Iría con Hamyd. Por lo menos para ayudarle a engañar al chokidar. Tomada esa decisión, me despreocupé de todo lo demás. Pero temía ir, y sabía por qué. En el jardín, desde el que íbamos a espiar, me había ocurrido el suceso más grande de mi vida, si se exceptúa aquella especie de muerte que me dieron en las montañas de arena; en el jardín quedé triunfante. En aquella casa, Sukey y yo habíamos desafiado al dueño de ella. Antes había ido por allí yo, vestido de indígena, y, desde la puerta de entrada de aquella casa, me dijeron por qué era espiado yo entonces porque era un perro para el que Bachhiya no tenía una anna, pero sí un salivazo.
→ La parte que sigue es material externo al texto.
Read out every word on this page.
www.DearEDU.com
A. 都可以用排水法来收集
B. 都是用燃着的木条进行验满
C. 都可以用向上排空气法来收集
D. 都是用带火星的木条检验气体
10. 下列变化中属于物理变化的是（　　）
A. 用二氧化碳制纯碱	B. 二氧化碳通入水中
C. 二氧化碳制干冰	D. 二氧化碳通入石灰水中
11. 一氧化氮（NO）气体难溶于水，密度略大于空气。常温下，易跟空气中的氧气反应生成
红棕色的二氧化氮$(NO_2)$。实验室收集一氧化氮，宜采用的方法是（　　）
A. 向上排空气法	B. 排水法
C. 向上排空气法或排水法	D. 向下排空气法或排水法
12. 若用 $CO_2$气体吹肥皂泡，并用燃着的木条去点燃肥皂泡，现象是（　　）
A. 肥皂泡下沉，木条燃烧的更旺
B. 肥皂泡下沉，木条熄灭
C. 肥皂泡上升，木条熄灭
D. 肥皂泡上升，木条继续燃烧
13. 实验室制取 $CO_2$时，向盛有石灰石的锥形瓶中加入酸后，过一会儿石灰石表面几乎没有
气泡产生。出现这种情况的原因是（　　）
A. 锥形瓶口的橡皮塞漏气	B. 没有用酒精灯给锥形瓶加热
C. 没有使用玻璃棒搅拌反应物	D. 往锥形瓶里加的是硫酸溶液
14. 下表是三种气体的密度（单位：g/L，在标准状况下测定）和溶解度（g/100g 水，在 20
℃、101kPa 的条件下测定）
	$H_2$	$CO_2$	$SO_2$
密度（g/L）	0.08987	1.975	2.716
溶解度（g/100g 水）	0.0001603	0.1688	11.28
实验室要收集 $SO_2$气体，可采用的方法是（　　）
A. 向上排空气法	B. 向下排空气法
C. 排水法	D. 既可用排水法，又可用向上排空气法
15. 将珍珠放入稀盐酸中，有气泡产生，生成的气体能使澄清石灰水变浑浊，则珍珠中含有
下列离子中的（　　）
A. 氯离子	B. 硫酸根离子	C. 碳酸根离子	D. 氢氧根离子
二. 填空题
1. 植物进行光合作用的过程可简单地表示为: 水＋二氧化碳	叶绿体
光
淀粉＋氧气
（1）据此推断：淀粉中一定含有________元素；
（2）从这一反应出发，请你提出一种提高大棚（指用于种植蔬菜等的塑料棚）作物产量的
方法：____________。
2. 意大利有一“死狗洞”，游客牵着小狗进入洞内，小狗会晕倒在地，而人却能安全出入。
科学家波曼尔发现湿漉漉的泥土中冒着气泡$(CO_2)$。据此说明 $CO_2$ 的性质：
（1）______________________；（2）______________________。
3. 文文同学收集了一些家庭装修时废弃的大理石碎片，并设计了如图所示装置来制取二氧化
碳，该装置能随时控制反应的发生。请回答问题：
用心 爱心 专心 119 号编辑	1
El comisario y su distinguido huésped no cenarían hasta las nueve. Nos acercamos a la casa media hora antes. Sus inmediaciones estaban vigiladas por policías; pero ya no era una residencia militar y tenía sus ventanas abiertas para que penetrase por ellas la brisa. Como no había disturbios en las fronteras ahora, dos, chokidars, en vez de centinelas indígenas armados, vigilaban la entrada. No fue necesario idear ninguna estratagema para entrar. El guardián que estaba en la parte de atrás, dio una vuelta a la casa para venir a charlar con el compañero que vigilaba en la parte de delante. Entramos sin perder tiempo por aquel sitio y nos escondimos en seguida en el oscuro jardín.
Los fantasmas del jardín me dejaron pasar. Excitadísimo ahora, tomé la senda que conducía a la iluminada ventana del salón, donde en una existencia anterior que, cosa extraña, había sido dejada muy atrás, el coronel sahib había interrogado a un pretendiente a la mano de su hija. Me faltaba aún andar diez pasos para llegar a la ventana, y vi al coronel, sentado en un diván arrimado a la pared del fondo, mirando desde allí a un personaje que ocupaba una silla de alto respaldo. Podía ver la rubia cabeza del último, un brazo, mucha par de sus piernas. Los dos sahibs vestían de blanco y negro, no se habían puesto el uniforme.
Antes de llegar a la ventana se me agolpó la sangre en la cabeza. Yo no miraba la cara del coronel. Estaba mirando, incrédulamente, al otro hombre Antes de que pusiera la cara de perfil ya había terminado mi incredulidad. ¡El comisario sahib era Gerald!
«Quería ser gobernador… Sir Charles le aprecia mucho… Estuvo a punto de conseguir… Había envejecido bastante, pero siempre tan distinguido que…».
El salvaje tumulto de mis pensamientos, que iba creciendo a medida que llegaban otros nuevos, fue interrumpido por Hamyd que me cogió por el brazo. Desde el lugar que ocupaba, a mi lado, había visto Hamyd hacía mucho tiempo, asesinos ocultos en la espesura un segundo antes de que los viera yo. Por la misma circunstancia fue el primero en descubrir que entraba otra persona en la estancia. Era una mujer, y la vi cruzar la habitación a pasos largos y ligeros, inclinarse sobre la silla de Gerald, besar los labios que él le ofreció levantando la cabeza. La luz de la lámpara hizo brillar l a carne de sus hombros desnudos e iluminó sus cabellos del color del aceite de manteca clarificada.
Volví la espalda y me marché, sabiendo que no tenía más vida o sustancia que las negras sombras de la noche.